From LGBTQ Supporter to Advocate
As a state legislator, I always supported LGBTQ Rights. In 1991, I supported amending New Jersey’s Law Against Discrimination to include sexual orientation and gender identity – but I was not a co-sponsor of the legislation.
Supporting equality with one of our favorite pups.
In 2006, when the New Jersey Supreme Court held in Lewis v. Harris that our Domestic Partnership Law violated the Equal Protection guarantee of our Constitution because it didn’t guarantee the same rights and obligations to same sex couples as married couples and mandated that we change the law accordingly, I called up my friend, gay rights pioneer Steven Goldstein, to offer my congratulations for the big victory. Boy did I get an earful. “It’s not enough! It’s wrong! We deserve the right to marry,” screamed Goldstein.
When I shared that conversation, if you could call it a conversation, with my then girlfriend, now wife, Salena Carroll, Chairman, New Jersey Civil Rights Commission, I got earful number two.
Celebrating 1st Anniversary of Marriage Equality with NJ’s LGBTQ Leaders
The passion expressed by Steven and Salena was a defining moment for me and was the beginning of my transformation from a supporter of LGBTQ Rights to an advocate for LGBTQ Rights.
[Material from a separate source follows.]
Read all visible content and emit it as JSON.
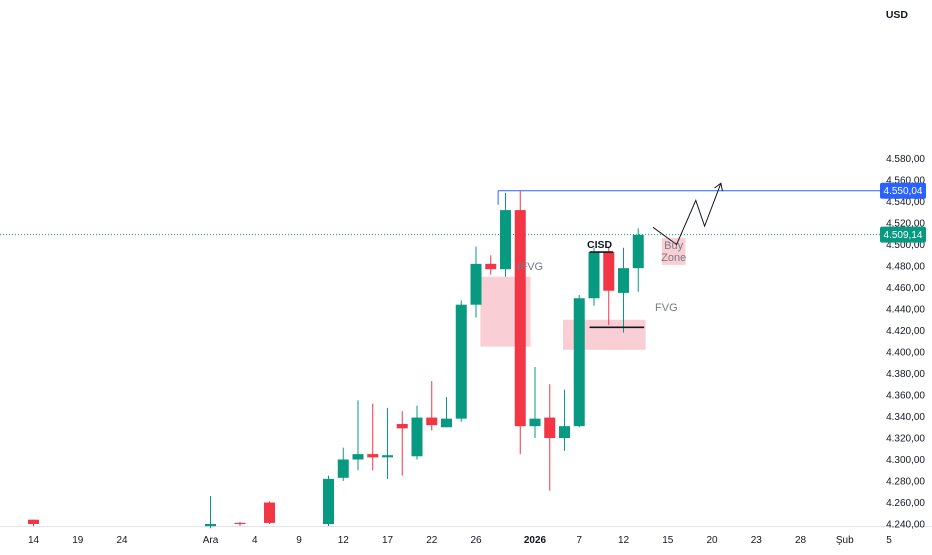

I realized that recognition of same sex marriage was much more than allowing same sex couples to marry – much, much more.
I’ve saw the hurt that disowning your authentic self, your true self, can do to a human being. And I saw the joy and the love when someone is free to embrace who they are. I came to believe that the recognition of same sex marriage would be uplifting for our entire society.
What’s Love Got To Do With It? The Case For Same Sex Marriage by Senators Raymond J. Lesniak & Loretta Weinberg
I immediately called Senator Loretta Weinberg, sponsor of Marriage Equality for same sex couples, and asked if she had a co-prime sponsor. Loretta explained she was the only sponsor. I said, put me down as your co-prime sponsor.
This transformation from supporter to advocate lead to my intense involvement on behalf of Marriage Equality. We had daily conference calls seeking the votes needed in the Senate including arranging for a sterilized ambulance for Senator Allen who was undergoing treatment for cancer to come if necessary to the Statehouse garage where she would be able to cast her yes vote by phone.
We were hoping for a miracle that never came. I was brought to tears during my speech to my fellow Senators pleading for justice for my gay brothers and sisters. On January 7, 2010, we only got 13 of 24 Democrats and one Republican vote in a stinging defeat.
We were defeated, but not broken. I collaborated with Senator Weinberg and authored a book, The Case for Same Sex Marriage, to send a message we weren’t going away. We kept fighting and passed Marriage Equality legislation only to have it vetoed by Governor Christie.
October 21, 2013, 12:01 a.m., Marsha and Louise wedding at our home.
When New Jersey Judge Jacobson held on October 21, 2013, following a United States Supreme Court ruling in United States v. Windsor, that New Jersey must allow same sex marriages, Salena and I hosted in our Elizabeth home one of New Jersey’s first same sex marriages:
“TV cameras filmed it and politicians hosted it, but somehow the wedding ceremony between Louise Walpin and Marsha Shapiro at 12:01 this morning — one of the first in state history — was an intimate moment.
They wrote their own vows, and never stopped gazing at each other — even as cameras flashed and a giddy group of about 50 people huddled tightly around them in state Sen. Raymond Lesniak’s (D-Union) living room.”
Premier of Freeheld with Steven Goldstein the driving force for justice for Laurel Hester and Staci Andree
My transformation from supporter to advocate did not end with marriage equality. I sponsored, along with Assemblyman Tim Eustace, a ban on the cruel and dangerous practice of conversion therapy and am advocating for a federal law to ban discrimination against the LGBTQ community in education, federal funding, employment, housing, and credit: The Equality Act.
Pride Month reminds us that discrimination continues to exist against the LGBTQ community in America and across the world. In some countries, a gay person can be put to death.